The Economic Offences Wing of the Coimbatore Rural Police on Monday filed the additional charge sheet in the Fine Futures fraud case at the special court hearing cases filed under the Tamil Nadu Protection of Interests of Depositors (In Financial Establishments) Act, 1997.
According to sources, the police led by Additional Deputy Superintendent of Police Balaji Saravanan filed the charge sheet that runs to 7,000 pages.
Along with the charge sheet, the police also submitted supporting documents that were spread over 1,50,000 pages.
The police filed the first charge sheet on May 3, 2013.
The police had registered the cases around two years ago after duped investors of the now-defunct firm complained that the firm’s promoters A.S. Senthil Kumar, M. Vivek, M. Nithyanandan and R. Sathyalakshmi had failed to pay the promised returns.
The police registered a case against the promoters of the firm under sections 120 (B) (conspiracy), 406 (criminal breach of trust), 419 and 420 (cheating), 471 read with 468 (forgery for the purpose of cheating and using a forged document as genuine) of Indian Penal Code, sections 4,5 and 6 of Prize Chits and Money Circulation Scheme (Banning) Act of 1978 besides sections 5 of the Tamil Nadu Protection of Interests of Depositors (in financial establishments) Act of 1997.
As complaints started pouring in, the District Crime Branch Police transferred on February 20, 2013 the case to the EOW, which started receiving complaints from duped investors from across the region.
The additional charge sheet pertains to as many as 14,766 complaints from Coimbatore.
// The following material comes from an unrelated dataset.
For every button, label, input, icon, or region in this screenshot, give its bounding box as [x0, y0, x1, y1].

And, the money involved in the fraud was Rs. 105.40 crore, the sources said.
The sources said that the EOW had recovered properties with a market value of about Rs. 80 crore, which they planned to auction or sell based on court directions to compensate the duped investors. But that would be at a later stage, after the trial.
The EOW case was that the firm’s promoters floated an online multi-level marketing company, enrolled investment agents and collected money from the public promising attractive returns.
The agents collected money from the public and were the firm’s public face. But once the news of the fraud spread around, the agents went underground fearing police action.
In some cases, the agents had also lost money as they too had invested.
The promoters also went underground. After following leads for a long time, the EOW arrested the promoters (first three accused in the case) in Chennai in March 2013.